On le croyait guéri, il rechute. Après le très plaisant Tintin, Spielberg rempile coup sur coup pour nous présenter Cheval de guerre, un film de 2h40 adapté du roman pour enfants de Michael Morpugo rendant hommage aux chevaux utilisés durant la première guerre mondiale. S'il faut préciser la durée du film c'est parce qu'elle est un vrai défaut en soi, qui implique non seulement des scènes superflues et interminables mais aussi une nécessaire répétition narrative.

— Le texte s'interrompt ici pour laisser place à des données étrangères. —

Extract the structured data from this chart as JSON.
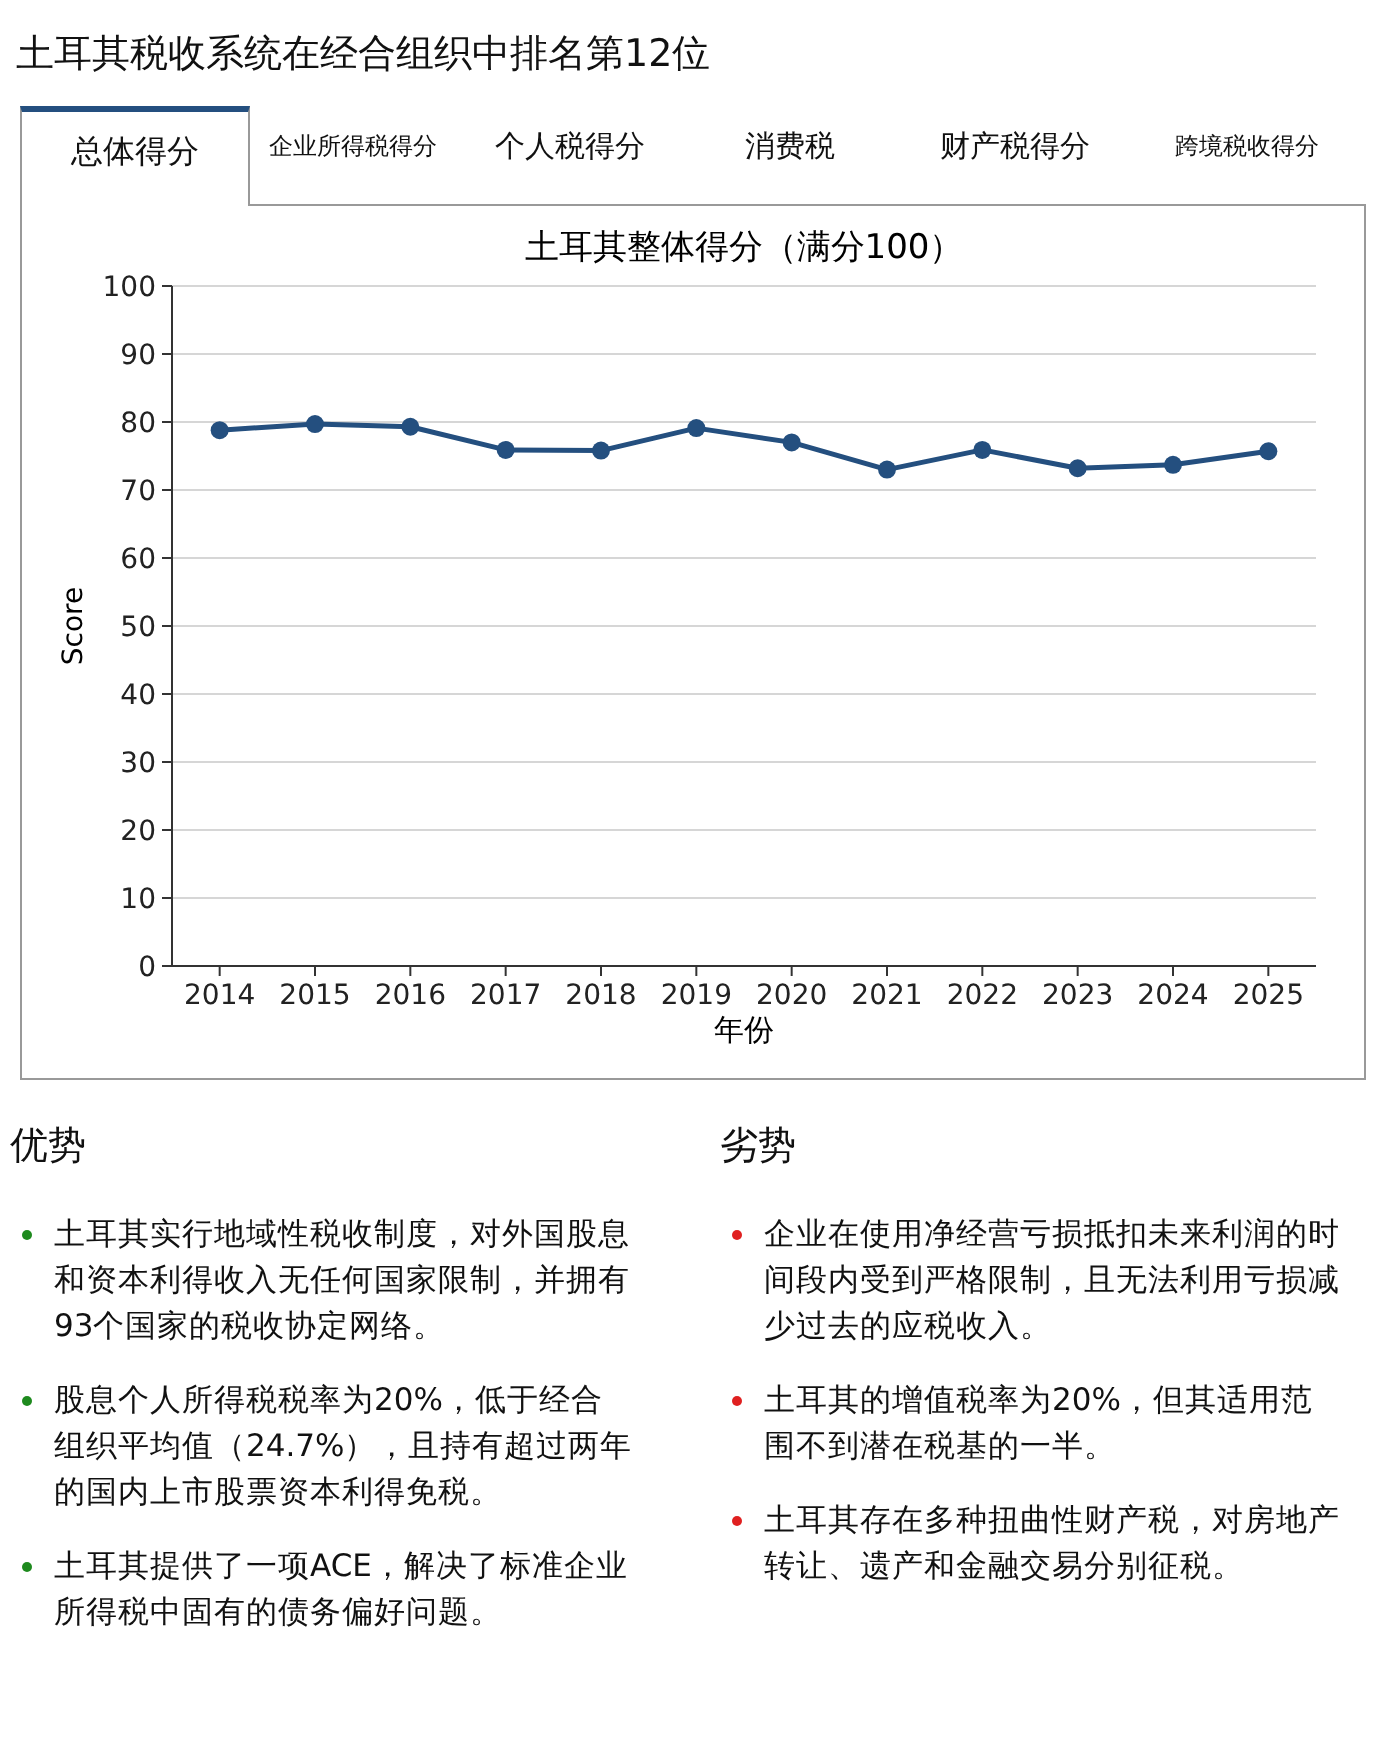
{
  "chart_data": [
    {
      "type": "other",
      "title": "土耳其税收系统在经合组织中排名第12位",
      "annotations": [
        "总体得分",
        "企业所得税得分",
        "个人税得分",
        "消费税",
        "财产税得分",
        "跨境税收得分"
      ]
    },
    {
      "type": "line",
      "title": "土耳其整体得分（满分100）",
      "xlabel": "年份",
      "ylabel": "Score",
      "categories": [
        "2014",
        "2015",
        "2016",
        "2017",
        "2018",
        "2019",
        "2020",
        "2021",
        "2022",
        "2023",
        "2024",
        "2025"
      ],
      "series": [
        {
          "color": "#244f7f",
          "values": [
            78.8,
            79.7,
            79.3,
            75.9,
            75.8,
            79.1,
            77.0,
            73.0,
            75.9,
            73.2,
            73.7,
            75.7
          ]
        }
      ],
      "ylim": [
        0,
        100
      ],
      "yticks": [
        0,
        10,
        20,
        30,
        40,
        50,
        60,
        70,
        80,
        90,
        100
      ],
      "grid": "y",
      "marker": "circle",
      "line_style": "solid"
    },
    {
      "type": "other",
      "title": "优势",
      "color": "#1e8a1e",
      "annotations": [
        "土耳其实行地域性税收制度，对外国股息和资本利得收入无任何国家限制，并拥有93个国家的税收协定网络。",
        "股息个人所得税税率为20%，低于经合组织平均值（24.7%），且持有超过两年的国内上市股票资本利得免税。",
        "土耳其提供了一项ACE，解决了标准企业所得税中固有的债务偏好问题。"
      ]
    },
    {
      "type": "other",
      "title": "劣势",
      "color": "#e02020",
      "annotations": [
        "企业在使用净经营亏损抵扣未来利润的时间段内受到严格限制，且无法利用亏损减少过去的应税收入。",
        "土耳其的增值税率为20%，但其适用范围不到潜在税基的一半。",
        "土耳其存在多种扭曲性财产税，对房地产转让、遗产和金融交易分别征税。"
      ]
    }
  ]
}
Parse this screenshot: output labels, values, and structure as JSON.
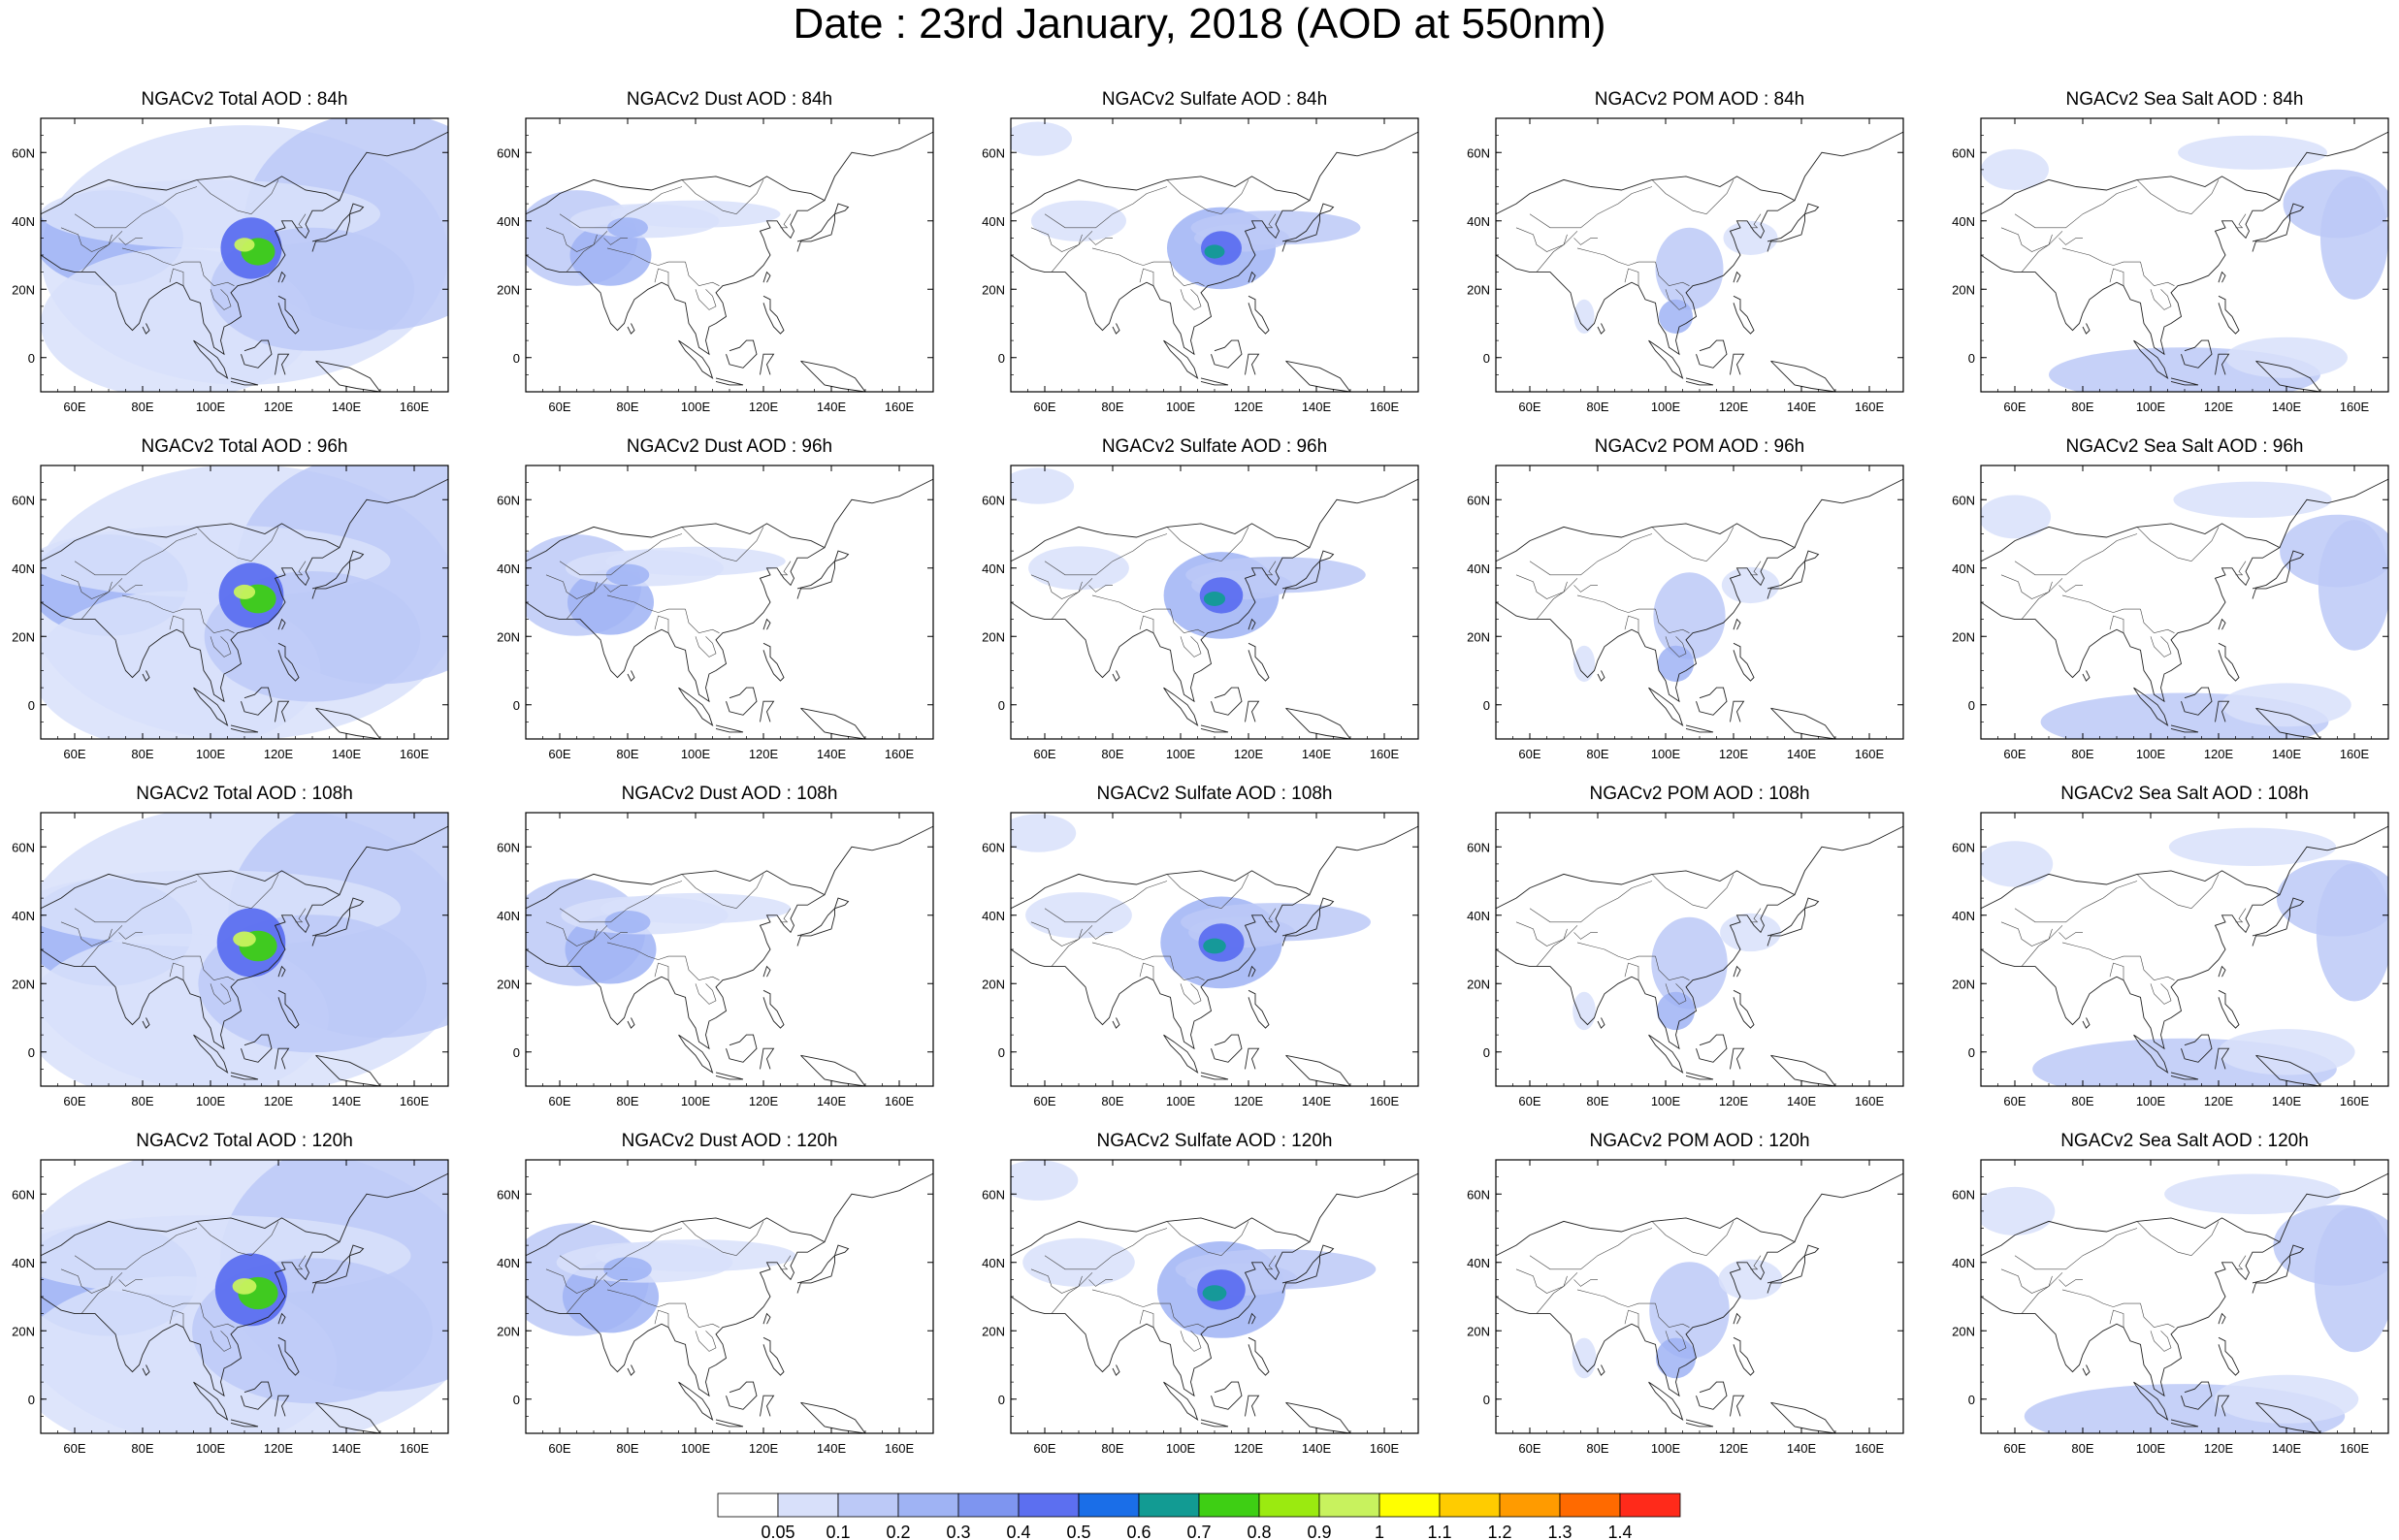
{
  "title": "Date : 23rd January, 2018 (AOD at 550nm)",
  "x_tick_labels": [
    "60E",
    "80E",
    "100E",
    "120E",
    "140E",
    "160E"
  ],
  "y_tick_labels": [
    "60N",
    "40N",
    "20N",
    "0"
  ],
  "x_ticks_deg": [
    60,
    80,
    100,
    120,
    140,
    160
  ],
  "y_ticks_deg": [
    60,
    40,
    20,
    0
  ],
  "map_extent": {
    "lon": [
      50,
      170
    ],
    "lat": [
      -10,
      70
    ]
  },
  "panel_titles": [
    [
      "NGACv2 Total AOD : 84h",
      "NGACv2 Dust AOD : 84h",
      "NGACv2 Sulfate AOD : 84h",
      "NGACv2 POM AOD : 84h",
      "NGACv2 Sea Salt AOD : 84h"
    ],
    [
      "NGACv2 Total AOD : 96h",
      "NGACv2 Dust AOD : 96h",
      "NGACv2 Sulfate AOD : 96h",
      "NGACv2 POM AOD : 96h",
      "NGACv2 Sea Salt AOD : 96h"
    ],
    [
      "NGACv2 Total AOD : 108h",
      "NGACv2 Dust AOD : 108h",
      "NGACv2 Sulfate AOD : 108h",
      "NGACv2 POM AOD : 108h",
      "NGACv2 Sea Salt AOD : 108h"
    ],
    [
      "NGACv2 Total AOD : 120h",
      "NGACv2 Dust AOD : 120h",
      "NGACv2 Sulfate AOD : 120h",
      "NGACv2 POM AOD : 120h",
      "NGACv2 Sea Salt  AOD : 120h"
    ]
  ],
  "colorbar": {
    "labels": [
      "0.05",
      "0.1",
      "0.2",
      "0.3",
      "0.4",
      "0.5",
      "0.6",
      "0.7",
      "0.8",
      "0.9",
      "1",
      "1.1",
      "1.2",
      "1.3",
      "1.4"
    ],
    "colors": [
      "#ffffff",
      "#d8e0fa",
      "#bcc9f7",
      "#9fb3f4",
      "#7e95f0",
      "#5c6ff0",
      "#1a6ee8",
      "#129b93",
      "#3ecf14",
      "#9bea10",
      "#c8f25e",
      "#ffff00",
      "#ffcc00",
      "#ff9b00",
      "#ff6a00",
      "#ff2a1a"
    ]
  }
}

Quand le pitch tient sur un garçon anglais amoureux d'un cheval réquisitionné par l'armée pour participer à la première guerre mondiale, et quand le film de ce pitch dure 160 minutes, le piège de la répétition guette. Et ça ne loupe pas puisque nous admirons Joey, le cheval-star du film, séparé de son jeune maître pour appartenir successivement à un officier anglais puis à deux jeunes soldats allemand puis à une petite fille française puis à un éleveur de chevaux allemand puis à un soldat français puis au grand-père de la petite fille française pour finalement revenir aux mains de son proprio d'origine, avec à chaque fois le même attachement affectif et presque à chaque fois la mort du propriétaire - ou plutôt du locataire - de substitution.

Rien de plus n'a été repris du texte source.